Green ≠ white only
I didn’t anticipate just how long the line would be to get into the San Francisco Green Festival yesterday, but I was still able to catch some of Paul Hawken’s talk. (I recently finished The Ecology of Commerce, and I’m awed by how eloquently he writes about the relationship between business and the environment.)
Hawken ended his speech by saying that the key to the environmental movement’s success is community, and that “there can be no green movement until there is a brown movement, a yellow movement, a red movement, a copper movement.”
That made me think immediately of a new site that recently came to my attention: Black Brown Green is focused on integrating people of color with the environmental movement (while not excluding whites). There are still a couple of holes in the site—it plans to announce itself formally to the public on Dec. 1—but it promises to be a good resource for tips on how to make our daily lives more sustainable, discussion forums, and articles and videos about green issues as they relate to people of color.
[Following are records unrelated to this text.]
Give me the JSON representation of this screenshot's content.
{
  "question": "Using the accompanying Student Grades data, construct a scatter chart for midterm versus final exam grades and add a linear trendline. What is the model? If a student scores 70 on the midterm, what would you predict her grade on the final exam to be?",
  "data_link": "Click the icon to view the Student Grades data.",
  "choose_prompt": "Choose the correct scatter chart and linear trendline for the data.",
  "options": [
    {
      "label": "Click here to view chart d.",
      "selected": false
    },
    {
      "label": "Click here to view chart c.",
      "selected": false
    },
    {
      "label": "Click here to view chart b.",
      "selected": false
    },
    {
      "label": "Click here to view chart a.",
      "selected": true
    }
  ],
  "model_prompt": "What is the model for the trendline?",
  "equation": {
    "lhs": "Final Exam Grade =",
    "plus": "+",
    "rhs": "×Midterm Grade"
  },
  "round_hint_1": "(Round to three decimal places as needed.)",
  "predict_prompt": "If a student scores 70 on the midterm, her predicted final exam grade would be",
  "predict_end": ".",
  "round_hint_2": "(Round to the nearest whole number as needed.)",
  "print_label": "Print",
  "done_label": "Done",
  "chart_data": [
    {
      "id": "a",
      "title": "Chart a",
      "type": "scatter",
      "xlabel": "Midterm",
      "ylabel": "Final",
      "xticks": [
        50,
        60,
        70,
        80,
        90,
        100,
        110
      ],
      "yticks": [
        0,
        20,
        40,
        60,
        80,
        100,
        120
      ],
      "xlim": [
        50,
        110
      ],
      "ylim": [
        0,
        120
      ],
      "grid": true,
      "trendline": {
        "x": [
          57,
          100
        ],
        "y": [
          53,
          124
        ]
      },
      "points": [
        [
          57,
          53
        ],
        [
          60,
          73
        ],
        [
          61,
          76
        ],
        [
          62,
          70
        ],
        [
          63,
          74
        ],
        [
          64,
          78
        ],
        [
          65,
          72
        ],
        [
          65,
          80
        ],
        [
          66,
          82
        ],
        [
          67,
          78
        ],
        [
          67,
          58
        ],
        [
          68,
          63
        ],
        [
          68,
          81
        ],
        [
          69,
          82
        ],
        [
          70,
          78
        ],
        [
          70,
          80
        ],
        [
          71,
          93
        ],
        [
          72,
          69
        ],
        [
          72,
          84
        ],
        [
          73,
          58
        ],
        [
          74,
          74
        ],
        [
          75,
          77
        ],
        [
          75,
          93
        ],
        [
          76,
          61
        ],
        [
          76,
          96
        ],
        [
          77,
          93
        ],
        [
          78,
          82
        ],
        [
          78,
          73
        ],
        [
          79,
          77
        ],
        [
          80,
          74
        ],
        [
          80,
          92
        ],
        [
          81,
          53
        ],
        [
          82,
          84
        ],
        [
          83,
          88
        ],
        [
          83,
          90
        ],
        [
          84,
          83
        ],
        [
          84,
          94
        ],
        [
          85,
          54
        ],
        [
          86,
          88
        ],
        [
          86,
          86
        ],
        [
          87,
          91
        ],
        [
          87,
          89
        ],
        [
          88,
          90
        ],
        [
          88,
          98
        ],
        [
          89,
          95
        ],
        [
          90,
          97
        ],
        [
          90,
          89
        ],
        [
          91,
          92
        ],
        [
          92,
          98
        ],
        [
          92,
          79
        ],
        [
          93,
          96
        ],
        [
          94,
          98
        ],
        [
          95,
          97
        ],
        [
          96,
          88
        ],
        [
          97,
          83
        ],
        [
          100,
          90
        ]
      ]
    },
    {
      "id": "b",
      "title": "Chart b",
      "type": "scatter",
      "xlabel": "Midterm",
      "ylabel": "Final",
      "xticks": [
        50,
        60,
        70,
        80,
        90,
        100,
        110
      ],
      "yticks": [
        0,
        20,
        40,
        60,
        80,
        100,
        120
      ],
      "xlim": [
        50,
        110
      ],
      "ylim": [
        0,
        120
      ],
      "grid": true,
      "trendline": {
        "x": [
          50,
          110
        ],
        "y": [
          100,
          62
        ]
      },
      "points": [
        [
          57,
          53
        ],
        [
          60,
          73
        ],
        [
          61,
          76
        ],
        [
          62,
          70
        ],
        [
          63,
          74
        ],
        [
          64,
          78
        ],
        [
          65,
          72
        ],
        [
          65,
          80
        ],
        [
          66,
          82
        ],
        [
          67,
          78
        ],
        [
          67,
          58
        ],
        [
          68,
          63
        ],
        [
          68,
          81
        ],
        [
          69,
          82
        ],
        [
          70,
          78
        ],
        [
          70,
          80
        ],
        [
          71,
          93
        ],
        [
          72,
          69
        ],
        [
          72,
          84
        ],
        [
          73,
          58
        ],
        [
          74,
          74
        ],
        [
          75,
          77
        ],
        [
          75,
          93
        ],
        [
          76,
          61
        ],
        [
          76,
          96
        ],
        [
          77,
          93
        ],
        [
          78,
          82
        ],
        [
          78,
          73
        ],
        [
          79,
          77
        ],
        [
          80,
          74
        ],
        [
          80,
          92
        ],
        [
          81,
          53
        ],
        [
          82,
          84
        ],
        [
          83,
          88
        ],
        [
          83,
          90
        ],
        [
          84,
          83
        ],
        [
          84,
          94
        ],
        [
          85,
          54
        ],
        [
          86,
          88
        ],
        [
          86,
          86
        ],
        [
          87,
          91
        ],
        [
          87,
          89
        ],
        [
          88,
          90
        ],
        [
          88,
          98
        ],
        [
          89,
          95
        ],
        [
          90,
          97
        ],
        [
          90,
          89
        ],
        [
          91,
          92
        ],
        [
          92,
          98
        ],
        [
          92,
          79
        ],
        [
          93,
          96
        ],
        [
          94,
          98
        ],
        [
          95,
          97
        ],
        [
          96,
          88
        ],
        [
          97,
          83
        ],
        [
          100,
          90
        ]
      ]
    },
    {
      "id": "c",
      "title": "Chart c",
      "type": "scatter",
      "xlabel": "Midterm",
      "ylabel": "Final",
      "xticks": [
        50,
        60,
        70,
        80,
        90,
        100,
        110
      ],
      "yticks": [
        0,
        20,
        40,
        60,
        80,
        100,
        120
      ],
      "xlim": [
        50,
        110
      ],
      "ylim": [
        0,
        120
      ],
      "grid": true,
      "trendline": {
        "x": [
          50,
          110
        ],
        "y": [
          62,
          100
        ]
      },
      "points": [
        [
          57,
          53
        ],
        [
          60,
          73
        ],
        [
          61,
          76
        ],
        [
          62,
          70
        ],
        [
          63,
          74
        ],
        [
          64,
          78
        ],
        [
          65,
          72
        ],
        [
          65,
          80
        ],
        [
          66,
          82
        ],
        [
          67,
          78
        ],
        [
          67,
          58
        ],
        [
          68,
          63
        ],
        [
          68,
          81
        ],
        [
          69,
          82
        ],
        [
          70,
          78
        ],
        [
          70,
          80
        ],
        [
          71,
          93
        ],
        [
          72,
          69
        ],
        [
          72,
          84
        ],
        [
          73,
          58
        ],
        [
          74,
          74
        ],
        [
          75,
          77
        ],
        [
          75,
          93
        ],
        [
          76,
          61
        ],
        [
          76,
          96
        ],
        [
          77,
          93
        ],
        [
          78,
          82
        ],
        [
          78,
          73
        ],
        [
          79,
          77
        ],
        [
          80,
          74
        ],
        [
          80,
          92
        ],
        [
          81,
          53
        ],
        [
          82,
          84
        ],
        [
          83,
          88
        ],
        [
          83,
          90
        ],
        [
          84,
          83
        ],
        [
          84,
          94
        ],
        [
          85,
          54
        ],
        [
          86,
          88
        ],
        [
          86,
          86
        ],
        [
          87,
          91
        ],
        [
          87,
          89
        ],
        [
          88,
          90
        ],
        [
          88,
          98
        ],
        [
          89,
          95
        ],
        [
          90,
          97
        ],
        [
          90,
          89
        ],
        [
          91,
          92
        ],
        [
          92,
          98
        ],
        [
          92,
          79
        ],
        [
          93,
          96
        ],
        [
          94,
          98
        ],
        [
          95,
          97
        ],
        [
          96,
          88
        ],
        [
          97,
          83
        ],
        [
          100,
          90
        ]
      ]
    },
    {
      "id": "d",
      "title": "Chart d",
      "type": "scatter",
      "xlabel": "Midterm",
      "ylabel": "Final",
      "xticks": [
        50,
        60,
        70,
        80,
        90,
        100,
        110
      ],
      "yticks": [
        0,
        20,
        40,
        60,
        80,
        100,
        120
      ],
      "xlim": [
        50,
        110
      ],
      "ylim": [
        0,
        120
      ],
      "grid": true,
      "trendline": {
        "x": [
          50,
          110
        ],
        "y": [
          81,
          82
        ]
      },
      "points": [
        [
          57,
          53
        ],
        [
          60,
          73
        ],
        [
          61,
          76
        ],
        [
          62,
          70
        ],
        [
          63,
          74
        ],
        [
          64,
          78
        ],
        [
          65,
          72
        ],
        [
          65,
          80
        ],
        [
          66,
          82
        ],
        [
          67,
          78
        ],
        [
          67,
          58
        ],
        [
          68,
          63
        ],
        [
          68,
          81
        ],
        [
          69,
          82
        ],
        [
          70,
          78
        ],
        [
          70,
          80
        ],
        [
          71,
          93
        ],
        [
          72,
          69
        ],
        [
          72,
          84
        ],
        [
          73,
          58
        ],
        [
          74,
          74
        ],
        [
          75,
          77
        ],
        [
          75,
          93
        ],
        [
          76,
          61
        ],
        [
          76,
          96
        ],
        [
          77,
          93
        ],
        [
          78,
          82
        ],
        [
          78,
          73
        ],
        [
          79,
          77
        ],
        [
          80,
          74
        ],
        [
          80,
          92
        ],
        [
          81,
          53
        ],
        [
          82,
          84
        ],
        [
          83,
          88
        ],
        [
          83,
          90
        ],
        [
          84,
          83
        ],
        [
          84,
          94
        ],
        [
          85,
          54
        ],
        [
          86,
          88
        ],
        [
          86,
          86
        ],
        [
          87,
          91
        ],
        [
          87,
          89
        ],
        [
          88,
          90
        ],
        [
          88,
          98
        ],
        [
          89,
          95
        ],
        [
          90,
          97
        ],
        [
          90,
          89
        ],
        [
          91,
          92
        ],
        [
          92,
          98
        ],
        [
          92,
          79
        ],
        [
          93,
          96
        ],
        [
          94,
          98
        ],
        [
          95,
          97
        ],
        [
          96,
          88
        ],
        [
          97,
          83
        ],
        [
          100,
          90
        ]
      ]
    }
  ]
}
thanks for the tip to black brown green. Have you heard about WiserEarth.org? Paul Hawken came up with the idea, its a tool and directory of more than 100,000 social and environmental justice orgs that anyone can edit. I think it could do more to integrate people of color, so I'd be interested in seeing what other sites are doing. WiserEarth is organized by this taxonomy of "areas of focus" such as alternative energy, workers rights, human rights monitoring, ethnic equality and democracy and voting. There's also an Interactive Map feature that you can use to find organizations in a specific city or zip code. Check it out and let me know what you think...
Posted by: MichaelK | November 13, 2007 at 01:02 PM
I have heard of Wiser Earth, but it kinda fell off my radar a while back, and I hadn't visited the site for a while. Thanks for reminding me of its existence -- I just joined (wow, there are a lot of areas of focus!). Now that I'm thinking about it, I remember hearing about Wiser Business around the same time, but now the site isn't loading. Thanksgiving Day overload, perhaps?